Your credit card may provide travel insurance you didn’t know you had

Your credit card may provide travel insurance you didn’t know you had. (Anton Samsonov/Dreamstime/TNS)

Your credit card may provide travel insurance you didn’t know you had. (Anton Samsonov/Dreamstime/TNS)

I get this question all the time: “Do I need to buy travel insurance?” It’s not easy to answer, but one thing I always say: you may already have it and don’t know it. Your credit card may already provide it.

If your son breaks his leg in a soccer match days before a family cruise vacation, if you forgot your phone on the plane, if your flight was delayed or canceled, or your bag lost or delayed, you may be covered.

Depending on the card you used to pay for your trip, your issuer’s built-in, free travel insurance might have compensated you for at least part of your loss.

I recently left a valuable item in the overhead bin and it was never found.
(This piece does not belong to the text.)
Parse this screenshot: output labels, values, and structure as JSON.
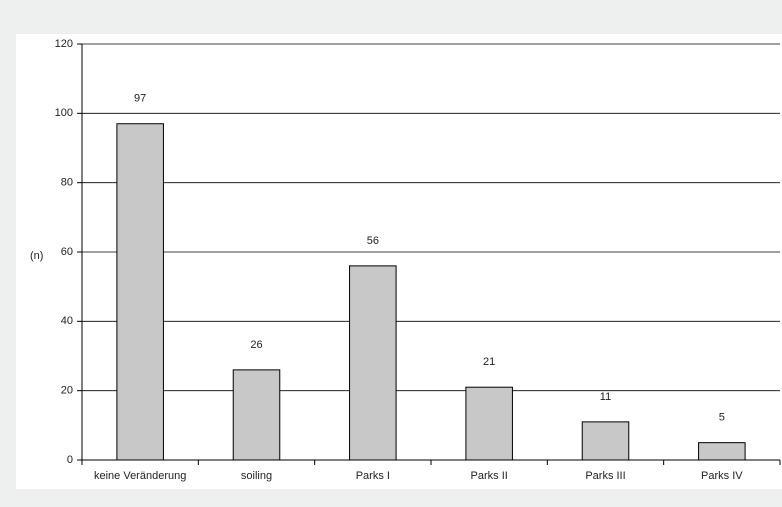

Bingo, my credit card covered me because I bought the airfare with it.

And not long after, my checked bag was delayed for five days. My card offered $100 per day up to five days for “essentials” (yes, that includes whatever you decide is essential). Interestingly, I booked that flight with frequent-flier miles, but because I paid the airline’s frequent-flier “fee” and taxes with the card, I was covered.

Of course, the details of that coverage are going to be buried in fine print, in documents you probably threw away when your card showed up in the mail. Not to worry — it’s easy to go back and check because it’s all online.

There are three main categories of air travel insurance included with credit cards, although not all cards offer all of them:


Your flight is interrupted or delayed after departure due to a “covered reason” — typically one or more (but not always all) of the following: illness, injury, labor strikes, equipment failure or weather. Needless to say, no card covers all possible causes of a delay. If it’s not in the “covered reasons” (for example, a crew showing up late for your flight or congestion-related air traffic control delays) you’re on your own.


You or a traveling companion or immediate family member (definitions of “immediate” vary widely) becomes ill or injured before departure and you need to cancel your plans. For example, your son breaks his leg a week before your trip and you have $4,000 in non-refundable trip arrangements, many credit cards cover that. But in all cases, pre-existing conditions are not covered.


The airline loses your checked bag; someone steals something from your carry-on bag in flight or you leave something on the plane or train; or your bag is not lost but merely delayed upon arrival. Different cards define a delay differently: for some it’s just four hours, for another it might be 12 hours. And in almost all cases, lost bag coverage is in “excess” of whatever you collect from your airline or any other insurance you might have, such as homeowners insurance (although if your policy deductible is $1,500 and the loss is $1,000, you might not have to make a claim if you present your policy’s declaration page to the credit card company’s representative).

Even computers, cellphones and jewelry are covered by some credit cards, although for no more than $500 per incident. But at least it’s something, and airlines don’t cover these things at all.

Cards vary in their deadline for making a claim, so in some cases if you’ve had a recent loss but didn’t know you had coverage, you may still have time to file a claim retroactively to your credit card issuer (some claims can be made a full year after the loss). However, some cards require that you pay the entire cost of your trip on the card to qualify for coverage, while others settle for just a portion of the trip. One card we checked, oddly, only pays for round-trip transportation, not one-way trips. Some cards cover trips of up to 30 days, another might cover up to 60. This free coverage will never be as extensive as a policy you purchase separately from a company such as Travel Guard or Allianz, but neither is it something to ignore and if you’ve had a recent loss you even might be able to file a claim retroactively.